Boring, well-understood primitives, used in boring, well-understood ways:

Purpose Primitive
Passphrase → master key argon2id (Argon2id, server-stored salt, passphrase never leaves the client)
Master key → subkeys HKDF-SHA256enc_key + mac_key
Content encryption AES-256-GCM with a 12-byte random nonce per snapshot
Per-save commitment HMAC-SHA256(mac_key, plaintext)
Daily aggregation SHA-256 Merkle tree (Bitcoin-style, last node duplicated on odd levels)
External anchor OpenTimestamps → Bitcoin
Proof bundle signature Ed25519 over the canonical bundle bytes

Note the HMAC. A raw SHA-256 commitment would let an attacker who gained database access test hypotheses like "does this contain the sentence X?" by hashing candidate sentences and comparing. The HMAC is keyed with mac_key, derived from the author's passphrase, which the server never sees — so no offline hypothesis testing is possible.

3. Independent verifiability

verify.py — the checking tool that ships inside every proof bundle — must work with only the Python standard library plus opentimestamps-client. It must not depend on BlindProof's servers, authentication, or APIs.

A proof bundle generated today must still verify in ten or twenty years. That is the durability promise, and it is the single property that makes BlindProof legally credible: the evidence outlives the company.

In practice: the bundle is self-contained (manuscript digests, Merkle leaves and roots, OTS receipts, Ed25519 signature, the verifier script itself), and the verifier talks only to the public OpenTimestamps calendars and Bitcoin — not to us.

4. Daily Merkle granularity, not per-save

The backend aggregates each user's HMAC commitments into one Merkle root per day, and submits only that root to the public calendars.

Why not per-save?

  • Cost to the public calendars.

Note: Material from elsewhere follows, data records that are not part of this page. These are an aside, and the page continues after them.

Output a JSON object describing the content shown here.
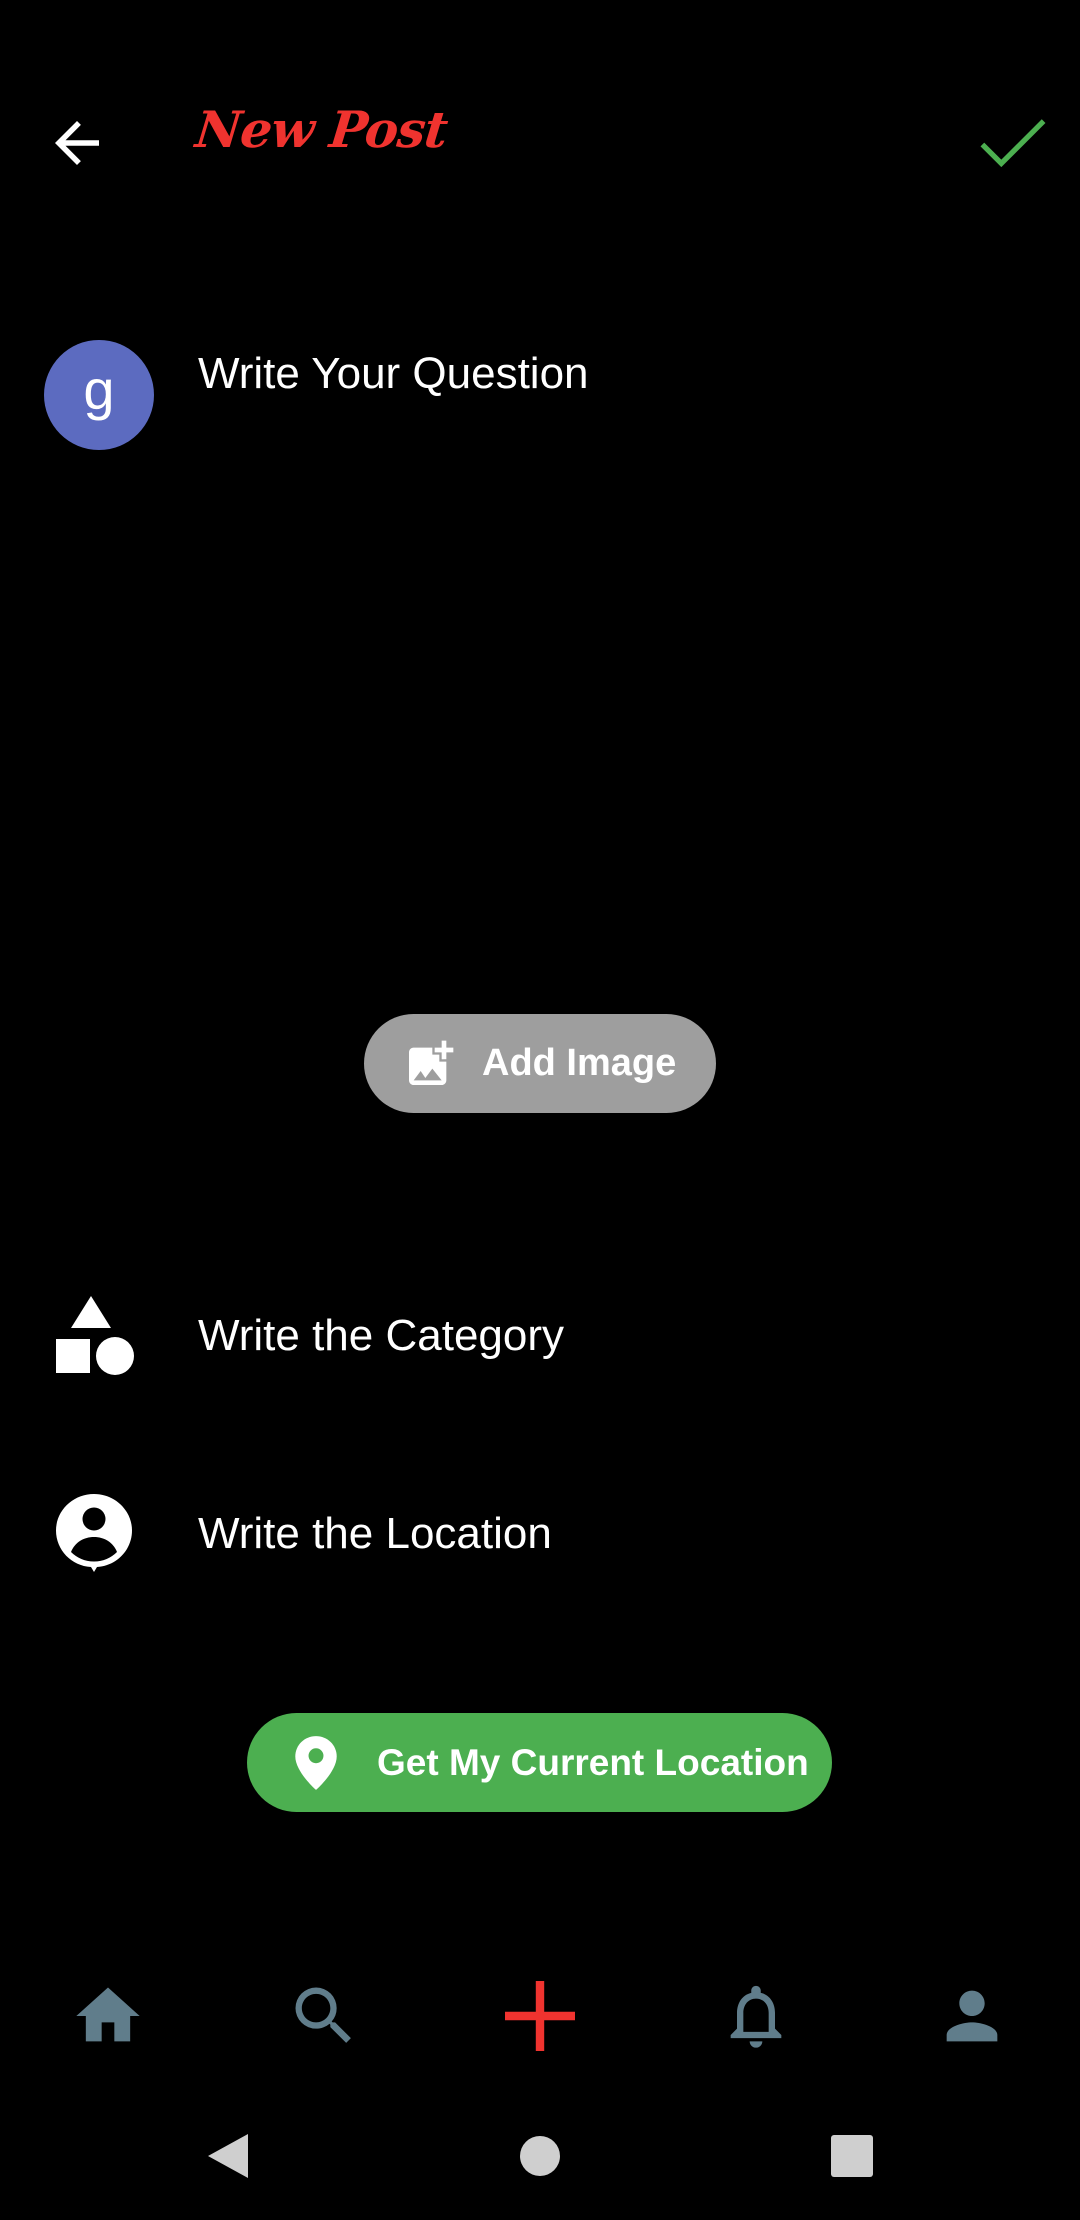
{
  "header": {
    "title": "New Post",
    "back_icon": "arrow-left-icon",
    "confirm_icon": "check-icon"
  },
  "question": {
    "avatar_letter": "g",
    "placeholder": "Write Your Question"
  },
  "add_image": {
    "label": "Add Image",
    "icon": "add-photo-icon"
  },
  "category": {
    "placeholder": "Write the Category",
    "icon": "category-shapes-icon"
  },
  "location": {
    "placeholder": "Write the Location",
    "icon": "person-pin-icon"
  },
  "current_location_button": {
    "label": "Get My Current Location",
    "icon": "map-pin-icon"
  },
  "bottom_nav": {
    "items": [
      "home-icon",
      "search-icon",
      "add-icon",
      "bell-icon",
      "profile-icon"
    ]
  },
  "system_nav": [
    "back-triangle-icon",
    "home-circle-icon",
    "recents-square-icon"
  ],
  "colors": {
    "background": "#000000",
    "title": "#f0332f",
    "confirm": "#4caf50",
    "avatar": "#5c6bc0",
    "add_image_pill": "#9e9e9e",
    "location_pill": "#4caf50",
    "nav_icon": "#607d8b",
    "nav_active": "#f0332f"
  }
}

OpenTimestamps is free and public; flooding it with per-save submissions is antisocial.
  • Session-timing leak. Per-save submissions would publish, in a fixed public record, the precise times of every save. Daily aggregation publishes only that some work happened on a given day, at roughly the scale indicated by the word-count metadata.
  • Fidelity is unchanged. The Merkle root binds every leaf; a single OTS anchor on the daily root is cryptographically equivalent to anchoring every leaf individually.

A fifth, quieter principle: no key recovery by us

The author's passphrase never reaches the backend. We cannot read their encrypted snapshots, and we cannot recover their account if they forget the passphrase.

Optional mitigation: a user-held recovery kit (the master key encrypted under a high-entropy recovery code, printed as a QR at enrolment). Losing the passphrase and the recovery sheet means losing access to the captured content — the same trade-off 1Password, Signal, and similar tools make explicit to their users.

This is communicated clearly in the author-facing docs — see Setting up and If things go wrong.